Rheinische Post: Kopmmentar /
Boris Johnsons Erpressung
= Von Jochen Wittmann
(ots) - Man kann nicht behaupten, dass sich Boris
Johnson bisher durch Weitsicht ausgezeichnet hätte. Der Mann mit den
zur Zeit besten Aussichten, der nächste Vorsitzende der britischen
Konservativen und damit Nachfolger von Theresa May im Amt des
Premierministers zu werden, war stets jemand, der sich selbst ein
Bein stellen konnte.
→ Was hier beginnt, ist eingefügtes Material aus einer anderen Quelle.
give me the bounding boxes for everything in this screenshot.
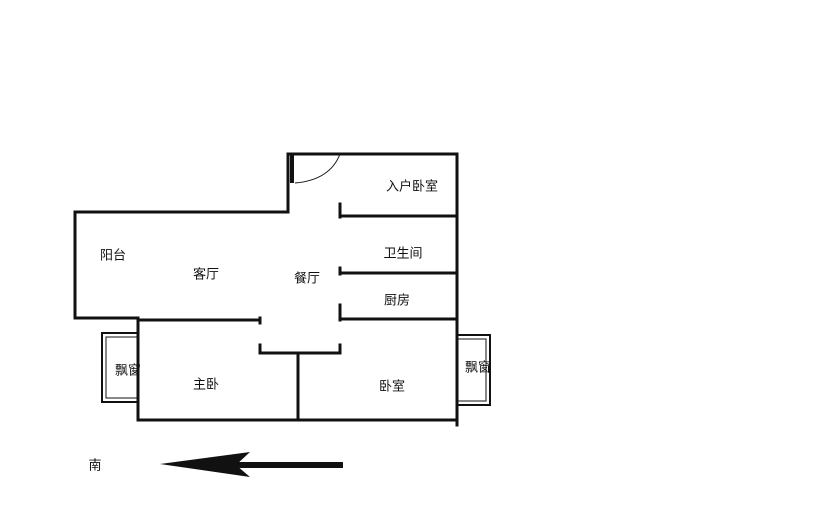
bay-window-left-inner <box>105 336 139 399</box>
south-arrow-icon <box>160 452 343 477</box>
compass-south-label: 南 <box>88 458 102 474</box>
room-label-master-bedroom: 主卧 <box>192 377 220 393</box>
outer-wall <box>73 152 459 427</box>
door-swing-arc <box>294 153 341 184</box>
room-label-living-room: 客厅 <box>192 267 220 283</box>
room-label-bathroom: 卫生间 <box>383 246 423 262</box>
room-label-bay-window-left: 飘窗 <box>114 363 142 379</box>
room-label-balcony: 阳台 <box>99 248 127 264</box>
room-label-bay-window-right: 飘窗 <box>464 360 492 376</box>
partition-walls <box>258 202 459 422</box>
room-label-dining-room: 餐厅 <box>293 271 321 287</box>
room-label-entry-bedroom: 入户卧室 <box>385 179 439 195</box>
room-label-kitchen: 厨房 <box>383 293 411 309</box>
bay-window-right-inner <box>456 338 487 402</box>
room-label-bedroom: 卧室 <box>378 379 406 395</box>
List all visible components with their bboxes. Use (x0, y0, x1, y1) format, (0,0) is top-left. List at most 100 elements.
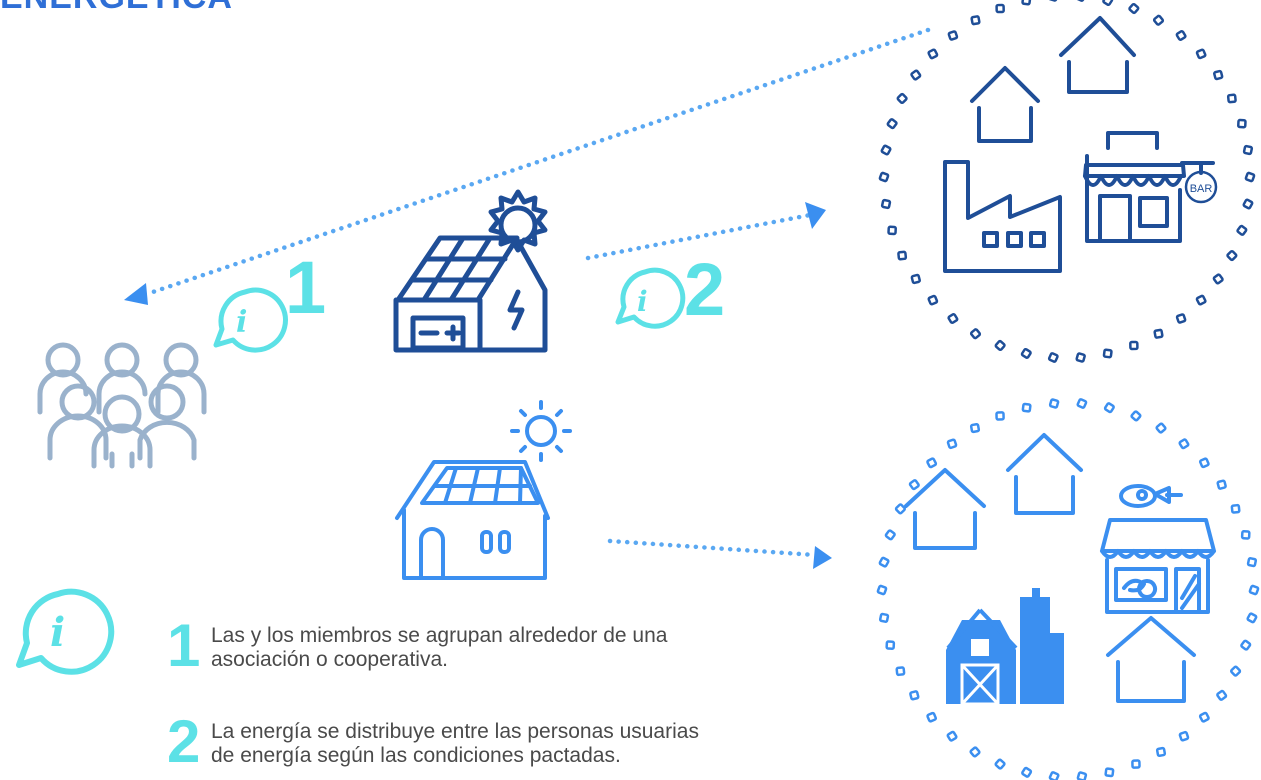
info-bubble-icon-1: i (213, 287, 288, 353)
ring-dot (947, 313, 959, 325)
legend-info-icon: i (16, 588, 115, 675)
shop-icon (1083, 131, 1186, 243)
legend-text-2-line1: La energía se distribuye entre las perso… (211, 720, 699, 743)
legend-text-2: La energía se distribuye entre las perso… (211, 720, 871, 768)
bar-sign-text: BAR (1190, 183, 1213, 195)
ring-dot (895, 666, 906, 677)
ring-dot (1226, 93, 1237, 104)
solar-house-icon (395, 400, 572, 580)
ring-dot (946, 438, 958, 450)
step-marker-1: 1 (285, 246, 327, 329)
ring-dot (1195, 48, 1207, 60)
ring-dot (878, 612, 890, 623)
ring-dot (1076, 771, 1088, 780)
ring-dot (1152, 14, 1165, 26)
ring-dot (1240, 639, 1252, 651)
house-outline-icon (904, 468, 986, 550)
ring-dot (1240, 530, 1251, 540)
svg-text:i: i (637, 285, 648, 318)
ring-dot (894, 503, 906, 515)
ring-dot (1198, 711, 1210, 723)
arrow-line-middle (585, 212, 813, 261)
ring-dot (1048, 771, 1060, 780)
ring-dot (1236, 224, 1248, 236)
ring-dot (1129, 340, 1139, 351)
legend-number-2: 2 (167, 708, 201, 775)
arrowhead-bottom (813, 546, 832, 569)
ring-dot (1102, 0, 1114, 7)
ring-dot (1102, 348, 1113, 359)
ring-dot (1103, 402, 1115, 414)
bar-sign-icon: BAR (1184, 170, 1218, 204)
ring-dot (1048, 398, 1060, 409)
ring-dot (1178, 438, 1190, 450)
arrowheads (124, 202, 832, 569)
solar-plant-icon (393, 189, 548, 353)
ring-dot (1128, 2, 1140, 15)
barn-icon (946, 588, 1064, 706)
step-marker-2: 2 (684, 248, 726, 331)
ring-dot (886, 118, 898, 130)
ring-dot (926, 457, 938, 469)
ring-dot (1020, 347, 1032, 359)
ring-dot (1230, 503, 1241, 514)
ring-dot (878, 556, 890, 568)
ring-dot (876, 584, 888, 596)
page-title: ENERGÉTICA (0, 0, 233, 17)
ring-dot (1155, 746, 1167, 758)
legend-text-2-line2: de energía según las condiciones pactada… (211, 744, 621, 767)
house-outline-icon (1006, 433, 1083, 515)
arrow-line-bottom (607, 538, 818, 558)
house-outline-icon (970, 66, 1040, 143)
svg-text:i: i (236, 305, 247, 340)
ring-dot (994, 339, 1006, 352)
ring-dot (1021, 0, 1032, 6)
ring-dot (1131, 759, 1141, 769)
ring-dot (1226, 249, 1238, 262)
community-ring-top (878, 0, 1256, 363)
ring-dot (897, 250, 908, 261)
ring-dot (1198, 457, 1210, 469)
legend-text-1-line2: asociación o cooperativa. (211, 648, 448, 671)
ring-dot (887, 225, 897, 236)
ring-dot (1075, 352, 1086, 363)
ring-dot (910, 273, 921, 285)
ring-dot (908, 479, 920, 491)
legend-number-1: 1 (167, 612, 201, 679)
arrow-line-top (147, 27, 931, 296)
ring-dot (1130, 410, 1142, 422)
ring-dot (878, 171, 890, 183)
ring-dot (927, 48, 939, 60)
legend-text-1: Las y los miembros se agrupan alrededor … (211, 624, 871, 672)
ring-dot (1178, 730, 1190, 742)
ring-dot (947, 30, 959, 41)
ring-dot (1244, 171, 1256, 183)
info-bubble-icon-2: i (615, 267, 686, 329)
ring-dot (880, 198, 892, 210)
ring-dot (1076, 398, 1088, 409)
ring-dot (1237, 118, 1247, 129)
ring-dot (1104, 767, 1115, 778)
ring-dot (1048, 0, 1059, 2)
house-outline-icon (1106, 616, 1196, 703)
ring-dot (1213, 69, 1224, 81)
svg-text:i: i (50, 609, 65, 656)
ring-dot (1195, 294, 1207, 306)
ring-dot (1175, 313, 1187, 324)
fish-shop-icon (1100, 518, 1216, 559)
top-community-buildings (943, 16, 1215, 273)
ring-dot (970, 15, 981, 26)
ring-dot (1155, 422, 1167, 434)
ring-dot (1021, 766, 1033, 778)
ring-dot (880, 144, 892, 156)
house-outline-icon (1059, 16, 1136, 94)
ring-dot (1248, 584, 1260, 596)
ring-dot (1246, 612, 1258, 624)
ring-dot (946, 730, 958, 742)
ring-dot (1242, 144, 1254, 156)
ring-dot (995, 3, 1005, 14)
ring-dot (969, 328, 982, 340)
ring-dot (969, 746, 981, 758)
flow-arrows (147, 27, 931, 558)
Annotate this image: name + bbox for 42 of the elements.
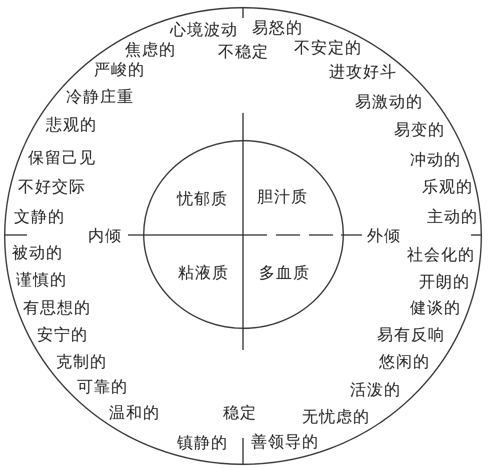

Sein loses Mundwerk und seine Sorglosigkeit, was
den Wahrheitsgehalt seiner Aussagen betrifft, haben ihn schon oft an
den Rand eines Karriereendes gebracht.
Jetzt hat er wieder etwas geliefert, was ihm kurzfristig helfen
mag, aber ihm langfristig zu schaffen machen wird. Er würde, tönte
Johnson, die Scheidungsrechnung für den Brexit erst dann bezahlen,
wenn ihm Brüssel einen besseren Deal anbietet. Das hören die
Brexit-Hardliner in der Regierungsfraktion ebenso gerne wie die
konservative Basis. Unter den konservativen Abgeordneten braucht
Johnson nur 105 Stimmen, um es unter die letzten zwei Finalisten zu
schaffen. An der Basis, die das letzte Wort hat, genießt er größte
Zustimmung. Kein Wunder, dass er kalkuliert, mit seiner Drohung nur
gewinnen zu können.
Was aber, wenn er recht hat, sein Spiel aufgeht und er
Premierminister wird? Dann steht er in der Pflicht als jemand, der
versprach, notfalls auch ohne Deal auszutreten und die britischen
Verbindlichkeiten nicht zahlen zu wollen. Wenn er mit seiner Drohung
ernst macht, hätte man es mit einem staatlichen Zahlungsausfall zu
tun. Die Folge wäre internationaler Ansehensverlust, Abwertung der
Bonität und die glatte Weigerung der EU, über irgendetwas anderes
sprechen zu wollen, als die schleunige Begleichung der Schulden.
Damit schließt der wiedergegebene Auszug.